Conférence prononcée le 15 mai 2025 dans le cadre des activités scientifiques de l’Association libanaise pour le développement de la psychanalyse.

Suivie d’un commentaire sur le Conflit esthétique de D. Meltzer, par Nayla de Coster

 


Je partagerai aujourd’hui mes réflexions sur le pouvoir que certaines images peuvent susciter en terme de sidération, d’effraction psychique mais aussi de fascination ; et comment la séduction par l’image se saisit de l’effraction psychique – causée par cette même image pour l’amadouer. La question fondamentale que je me pose est celle de savoir si la fascination et l’admiration répétitive de certaines images, fussent-elles traumatiques à la base, n’aurait pas pour fonction de prémunir la psyché contre une menace de désorganisation narcissique, désorganisation liée à une surcharge économique traumatique, en protégeant un moi menacé d’impuissance.

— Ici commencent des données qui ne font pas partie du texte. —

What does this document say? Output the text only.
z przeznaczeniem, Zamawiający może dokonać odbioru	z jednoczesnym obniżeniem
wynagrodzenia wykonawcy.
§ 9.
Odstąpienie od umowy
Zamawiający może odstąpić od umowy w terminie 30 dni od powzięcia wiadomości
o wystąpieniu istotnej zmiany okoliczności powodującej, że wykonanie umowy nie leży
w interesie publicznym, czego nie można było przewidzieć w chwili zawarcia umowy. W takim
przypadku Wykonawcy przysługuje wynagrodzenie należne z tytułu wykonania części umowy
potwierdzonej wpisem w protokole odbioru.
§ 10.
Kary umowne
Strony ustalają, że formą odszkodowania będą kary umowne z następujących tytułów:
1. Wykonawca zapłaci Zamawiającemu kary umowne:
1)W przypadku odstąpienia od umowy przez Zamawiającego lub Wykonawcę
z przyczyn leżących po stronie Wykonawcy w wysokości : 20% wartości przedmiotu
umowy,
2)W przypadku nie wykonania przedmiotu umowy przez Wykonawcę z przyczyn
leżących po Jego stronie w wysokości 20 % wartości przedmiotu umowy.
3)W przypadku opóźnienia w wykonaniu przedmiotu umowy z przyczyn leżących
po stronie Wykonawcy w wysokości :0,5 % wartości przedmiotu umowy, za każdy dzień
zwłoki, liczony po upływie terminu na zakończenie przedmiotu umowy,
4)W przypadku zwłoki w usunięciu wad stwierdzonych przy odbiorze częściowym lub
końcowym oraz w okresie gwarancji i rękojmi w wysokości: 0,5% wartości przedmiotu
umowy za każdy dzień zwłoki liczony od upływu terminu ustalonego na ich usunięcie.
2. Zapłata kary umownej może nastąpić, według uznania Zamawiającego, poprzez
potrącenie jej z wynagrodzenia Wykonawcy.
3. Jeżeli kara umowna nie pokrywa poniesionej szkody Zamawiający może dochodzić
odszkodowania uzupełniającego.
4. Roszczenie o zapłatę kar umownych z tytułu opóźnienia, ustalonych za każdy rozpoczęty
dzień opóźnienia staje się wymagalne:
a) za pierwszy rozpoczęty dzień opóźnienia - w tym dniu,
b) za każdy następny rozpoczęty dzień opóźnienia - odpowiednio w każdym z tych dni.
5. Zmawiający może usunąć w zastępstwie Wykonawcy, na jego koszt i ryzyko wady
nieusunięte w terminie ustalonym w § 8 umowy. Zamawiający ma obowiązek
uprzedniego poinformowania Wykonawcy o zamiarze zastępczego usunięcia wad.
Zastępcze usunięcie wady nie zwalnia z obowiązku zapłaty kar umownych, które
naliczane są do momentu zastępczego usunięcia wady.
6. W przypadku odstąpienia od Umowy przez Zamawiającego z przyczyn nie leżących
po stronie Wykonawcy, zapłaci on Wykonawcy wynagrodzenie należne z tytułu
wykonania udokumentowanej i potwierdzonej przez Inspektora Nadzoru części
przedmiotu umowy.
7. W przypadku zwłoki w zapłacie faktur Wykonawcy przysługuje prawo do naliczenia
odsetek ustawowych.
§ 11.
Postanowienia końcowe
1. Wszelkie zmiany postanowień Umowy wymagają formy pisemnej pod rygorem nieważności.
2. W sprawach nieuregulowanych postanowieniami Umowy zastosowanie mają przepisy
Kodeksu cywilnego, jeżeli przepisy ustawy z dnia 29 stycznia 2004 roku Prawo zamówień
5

Dans cette perspective, j’invoque un adage hérité de la mythologie grecque : « ce qui l’avait blessé le guérirait ». Attribué à Apollon, il éclaire avec justesse le propos que je souhaite développer ce soir [1].

Les deux aspects que je vais considérer seraient d’une part la spécificité de ce genre d’images éblouissantes et traumato-sidérantes et d’autre part, l’ingénieux dispositif mis en place par l’appareil psychique – afin de calibrer et trouver la mesure économique d’une telle intrusion. Le psychique revient donc, assidûment, par son action anti-traumatique, à la place même de ce qui aurait pu opérer sa destruction. Compulsion de répétition ? Certes. Mais la variante que j’introduirais est celle où le sujet se dirige lui-même vers ce qui a été à l’origine de son trauma. Une sorte de retour au lieu même du crime.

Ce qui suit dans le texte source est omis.